Diagnosing with a Kiss
At the hospital, Blondie described J'meil's symptoms to pediatric pulmonary specialist Morton N. Schwartzman, MD, FAAP, FCCP, Medical Director of the Cystic Fibrosis Center at Joe DiMaggio Children's Hospital. Dr. Schwartzman asked an unexpected question: "When you kiss J'meil, does he taste salty?"
Surprised, Blondie said no, not realizing that salty-tasting skin is one symptom of cystic fibrosis (CF) – an inherited disease that causes thick, sticky mucus to build up in the lungs and digestive tract. So then, Dr. Schwartzman kissed J'meil himself and said, "Yes, he does."
"I wouldn't have thought that a doctor – a stranger – would care enough to do that," Blondie says. "At that moment, I knew Dr. Schwartzman would do everything he could to help my son."
Nationally Recognized Treatment
J'meil entered treatment at Joe DiMaggio Children's Hospital's Cystic Fibrosis and Pulmonary Center, one of only a few nationally accredited cystic fibrosis centers in Florida. "We were welcomed with open arms," J'meil's father, Brent, says. "They responded to all of our questions with answers that were clear and easy to understand."
Thoroughly answering parents' questions is important, says Dr. Schwartzman. "Parents must be educated about cystic fibrosis and involved in decision-making. That helps give CF patients a much better quality of life." While the average survival age of CF patients used to be 6, they now can live well into adulthood – presenting different medical needs than children.

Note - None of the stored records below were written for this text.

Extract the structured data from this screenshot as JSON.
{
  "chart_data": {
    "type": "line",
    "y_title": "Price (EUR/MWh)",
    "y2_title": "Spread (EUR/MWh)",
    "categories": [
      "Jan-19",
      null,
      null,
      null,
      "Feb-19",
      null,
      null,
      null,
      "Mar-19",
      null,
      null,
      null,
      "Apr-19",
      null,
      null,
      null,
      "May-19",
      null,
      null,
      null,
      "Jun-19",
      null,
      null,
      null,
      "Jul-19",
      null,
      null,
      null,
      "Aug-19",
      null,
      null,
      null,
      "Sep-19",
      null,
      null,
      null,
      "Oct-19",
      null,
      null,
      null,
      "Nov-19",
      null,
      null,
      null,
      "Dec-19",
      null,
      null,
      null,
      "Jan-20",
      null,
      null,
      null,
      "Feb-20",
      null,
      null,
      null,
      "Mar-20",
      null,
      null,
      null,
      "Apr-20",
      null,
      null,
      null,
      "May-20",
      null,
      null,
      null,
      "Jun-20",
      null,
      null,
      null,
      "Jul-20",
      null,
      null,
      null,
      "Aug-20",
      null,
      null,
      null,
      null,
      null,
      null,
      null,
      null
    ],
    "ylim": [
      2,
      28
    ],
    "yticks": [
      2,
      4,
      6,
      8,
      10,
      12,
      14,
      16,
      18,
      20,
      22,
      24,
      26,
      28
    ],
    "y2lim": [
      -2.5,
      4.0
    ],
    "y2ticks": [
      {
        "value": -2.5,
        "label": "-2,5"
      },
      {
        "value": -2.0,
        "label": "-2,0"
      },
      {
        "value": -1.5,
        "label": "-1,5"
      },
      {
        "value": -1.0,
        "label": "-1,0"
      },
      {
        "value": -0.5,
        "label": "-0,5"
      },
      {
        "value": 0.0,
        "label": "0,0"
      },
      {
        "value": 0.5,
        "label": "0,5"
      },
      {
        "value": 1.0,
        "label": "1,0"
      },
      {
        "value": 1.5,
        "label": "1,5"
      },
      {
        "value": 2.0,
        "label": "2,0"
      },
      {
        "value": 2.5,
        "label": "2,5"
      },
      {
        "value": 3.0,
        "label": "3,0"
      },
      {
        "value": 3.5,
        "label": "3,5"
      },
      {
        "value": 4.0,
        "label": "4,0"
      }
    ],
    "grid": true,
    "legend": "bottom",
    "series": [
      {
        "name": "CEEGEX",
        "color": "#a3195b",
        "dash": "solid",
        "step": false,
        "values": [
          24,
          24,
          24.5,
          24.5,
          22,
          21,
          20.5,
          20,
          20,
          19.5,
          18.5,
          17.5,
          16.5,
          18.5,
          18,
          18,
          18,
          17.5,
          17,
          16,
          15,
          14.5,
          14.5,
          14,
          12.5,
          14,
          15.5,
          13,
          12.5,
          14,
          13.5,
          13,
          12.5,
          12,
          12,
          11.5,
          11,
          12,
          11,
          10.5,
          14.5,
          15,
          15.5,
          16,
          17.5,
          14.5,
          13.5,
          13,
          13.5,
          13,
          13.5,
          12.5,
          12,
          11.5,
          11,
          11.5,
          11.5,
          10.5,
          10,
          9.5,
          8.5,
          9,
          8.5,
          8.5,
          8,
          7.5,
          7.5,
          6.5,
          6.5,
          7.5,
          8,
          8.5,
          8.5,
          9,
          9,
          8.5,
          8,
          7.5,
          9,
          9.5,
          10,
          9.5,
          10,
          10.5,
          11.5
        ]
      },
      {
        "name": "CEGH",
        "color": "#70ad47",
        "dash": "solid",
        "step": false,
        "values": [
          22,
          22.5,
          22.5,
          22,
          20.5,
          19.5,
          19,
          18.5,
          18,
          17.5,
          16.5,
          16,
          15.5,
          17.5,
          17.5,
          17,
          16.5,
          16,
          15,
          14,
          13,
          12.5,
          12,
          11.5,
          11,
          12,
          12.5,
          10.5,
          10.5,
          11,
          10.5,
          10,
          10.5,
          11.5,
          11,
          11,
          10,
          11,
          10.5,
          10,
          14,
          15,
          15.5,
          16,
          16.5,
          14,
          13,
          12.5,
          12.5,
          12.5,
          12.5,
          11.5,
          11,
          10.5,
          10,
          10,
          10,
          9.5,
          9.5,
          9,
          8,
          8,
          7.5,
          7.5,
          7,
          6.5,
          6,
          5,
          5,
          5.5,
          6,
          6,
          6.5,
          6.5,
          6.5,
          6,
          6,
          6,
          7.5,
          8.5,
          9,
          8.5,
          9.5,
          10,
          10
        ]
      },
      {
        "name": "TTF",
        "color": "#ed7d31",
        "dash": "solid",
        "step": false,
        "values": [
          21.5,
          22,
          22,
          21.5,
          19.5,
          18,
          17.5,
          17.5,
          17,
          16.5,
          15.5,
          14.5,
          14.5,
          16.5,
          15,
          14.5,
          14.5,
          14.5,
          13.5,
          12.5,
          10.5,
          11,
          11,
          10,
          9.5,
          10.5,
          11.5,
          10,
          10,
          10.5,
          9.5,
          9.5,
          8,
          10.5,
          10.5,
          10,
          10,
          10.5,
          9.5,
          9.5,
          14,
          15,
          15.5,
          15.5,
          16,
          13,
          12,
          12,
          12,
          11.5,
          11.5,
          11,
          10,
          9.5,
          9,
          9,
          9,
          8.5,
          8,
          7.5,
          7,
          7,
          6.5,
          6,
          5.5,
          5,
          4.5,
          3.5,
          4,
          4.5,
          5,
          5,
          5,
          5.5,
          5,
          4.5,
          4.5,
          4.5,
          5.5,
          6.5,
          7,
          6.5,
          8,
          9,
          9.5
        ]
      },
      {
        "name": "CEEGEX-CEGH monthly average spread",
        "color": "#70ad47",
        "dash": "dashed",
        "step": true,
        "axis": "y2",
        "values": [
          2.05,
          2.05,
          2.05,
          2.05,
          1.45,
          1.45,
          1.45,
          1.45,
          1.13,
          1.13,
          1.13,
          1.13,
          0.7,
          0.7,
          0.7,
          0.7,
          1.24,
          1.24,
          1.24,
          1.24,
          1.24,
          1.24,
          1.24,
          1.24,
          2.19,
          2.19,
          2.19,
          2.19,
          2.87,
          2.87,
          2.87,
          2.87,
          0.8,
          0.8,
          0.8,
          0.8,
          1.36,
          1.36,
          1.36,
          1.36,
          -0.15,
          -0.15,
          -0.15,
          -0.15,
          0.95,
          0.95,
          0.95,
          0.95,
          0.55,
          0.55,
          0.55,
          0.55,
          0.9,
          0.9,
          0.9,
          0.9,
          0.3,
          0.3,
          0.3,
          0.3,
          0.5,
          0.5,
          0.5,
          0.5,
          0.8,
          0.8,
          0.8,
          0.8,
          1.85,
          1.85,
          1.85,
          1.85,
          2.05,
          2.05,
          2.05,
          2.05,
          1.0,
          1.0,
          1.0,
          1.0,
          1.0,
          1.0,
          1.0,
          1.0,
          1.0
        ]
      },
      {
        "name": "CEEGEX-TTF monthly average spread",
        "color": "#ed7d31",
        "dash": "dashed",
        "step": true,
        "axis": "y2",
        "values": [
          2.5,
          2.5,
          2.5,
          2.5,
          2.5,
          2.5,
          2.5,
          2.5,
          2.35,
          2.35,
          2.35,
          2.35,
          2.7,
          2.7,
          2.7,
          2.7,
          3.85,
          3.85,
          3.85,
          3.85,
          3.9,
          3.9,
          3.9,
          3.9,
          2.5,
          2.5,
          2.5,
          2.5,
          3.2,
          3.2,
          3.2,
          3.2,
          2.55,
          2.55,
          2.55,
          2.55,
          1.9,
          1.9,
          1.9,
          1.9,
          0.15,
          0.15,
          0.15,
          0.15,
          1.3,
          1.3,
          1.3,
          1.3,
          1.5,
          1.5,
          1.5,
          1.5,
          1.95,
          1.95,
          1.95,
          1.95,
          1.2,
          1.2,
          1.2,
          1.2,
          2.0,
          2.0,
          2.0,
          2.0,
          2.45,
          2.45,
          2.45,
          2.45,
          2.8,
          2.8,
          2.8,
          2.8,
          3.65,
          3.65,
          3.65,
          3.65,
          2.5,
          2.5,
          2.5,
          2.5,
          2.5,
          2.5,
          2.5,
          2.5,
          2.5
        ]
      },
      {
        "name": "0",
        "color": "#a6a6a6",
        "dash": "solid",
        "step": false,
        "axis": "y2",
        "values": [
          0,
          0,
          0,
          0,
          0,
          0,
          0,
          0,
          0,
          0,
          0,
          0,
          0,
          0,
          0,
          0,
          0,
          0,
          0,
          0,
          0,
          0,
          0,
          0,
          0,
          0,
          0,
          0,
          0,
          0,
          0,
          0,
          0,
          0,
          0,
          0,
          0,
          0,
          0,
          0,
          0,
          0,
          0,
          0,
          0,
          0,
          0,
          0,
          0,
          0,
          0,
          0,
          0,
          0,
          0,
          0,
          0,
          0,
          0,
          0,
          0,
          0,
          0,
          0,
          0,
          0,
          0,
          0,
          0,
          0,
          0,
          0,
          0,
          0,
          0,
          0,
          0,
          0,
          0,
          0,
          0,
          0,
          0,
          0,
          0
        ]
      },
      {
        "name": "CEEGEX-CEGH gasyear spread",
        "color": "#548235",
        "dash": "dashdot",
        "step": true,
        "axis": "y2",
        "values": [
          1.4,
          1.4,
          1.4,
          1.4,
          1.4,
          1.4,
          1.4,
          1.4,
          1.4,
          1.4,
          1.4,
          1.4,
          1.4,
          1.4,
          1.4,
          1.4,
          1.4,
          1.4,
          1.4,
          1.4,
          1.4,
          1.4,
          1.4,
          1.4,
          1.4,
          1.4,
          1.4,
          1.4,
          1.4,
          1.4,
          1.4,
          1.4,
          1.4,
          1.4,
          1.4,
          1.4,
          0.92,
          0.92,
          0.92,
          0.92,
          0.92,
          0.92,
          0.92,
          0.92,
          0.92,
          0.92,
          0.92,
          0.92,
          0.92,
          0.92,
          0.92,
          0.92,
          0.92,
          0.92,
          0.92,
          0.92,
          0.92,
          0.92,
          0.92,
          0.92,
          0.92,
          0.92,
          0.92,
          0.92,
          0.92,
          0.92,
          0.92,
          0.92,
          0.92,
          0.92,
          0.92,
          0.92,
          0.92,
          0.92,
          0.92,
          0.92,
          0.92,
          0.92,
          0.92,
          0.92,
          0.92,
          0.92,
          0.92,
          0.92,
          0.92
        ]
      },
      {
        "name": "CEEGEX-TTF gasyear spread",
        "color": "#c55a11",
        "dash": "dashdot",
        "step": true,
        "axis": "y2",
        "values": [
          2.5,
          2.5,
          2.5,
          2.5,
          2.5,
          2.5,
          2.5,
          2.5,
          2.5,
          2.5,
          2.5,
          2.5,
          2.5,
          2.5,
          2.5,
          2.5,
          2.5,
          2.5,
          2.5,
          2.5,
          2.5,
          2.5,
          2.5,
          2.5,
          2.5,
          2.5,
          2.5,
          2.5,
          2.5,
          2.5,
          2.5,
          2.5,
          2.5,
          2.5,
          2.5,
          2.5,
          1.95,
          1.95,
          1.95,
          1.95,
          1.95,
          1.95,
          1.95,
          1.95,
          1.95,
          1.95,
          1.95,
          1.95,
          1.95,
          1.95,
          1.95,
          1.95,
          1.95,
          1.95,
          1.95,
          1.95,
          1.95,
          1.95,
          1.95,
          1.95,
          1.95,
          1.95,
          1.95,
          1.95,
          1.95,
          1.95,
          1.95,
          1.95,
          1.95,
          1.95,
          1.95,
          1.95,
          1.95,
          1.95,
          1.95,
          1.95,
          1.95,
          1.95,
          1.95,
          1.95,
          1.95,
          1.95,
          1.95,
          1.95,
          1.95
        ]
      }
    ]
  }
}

To help care for this growing group, the new Joe DiMaggio Children's Hospital Adult Cystic Fibrosis Program has been launched under the leadership of Lance Cohen, MD, Medical Director.
'A Part of Their Family'
Today, J'meil is a happy and active preschooler who loves football, computers and video games. Blondie and Brent are grateful to Joe DiMaggio Children's Hospital.
"We never felt pushed aside, the way we did before," she says. "Joe DiMaggio Children's Hospital cared 100 percent for J'meil and made us a part of their family."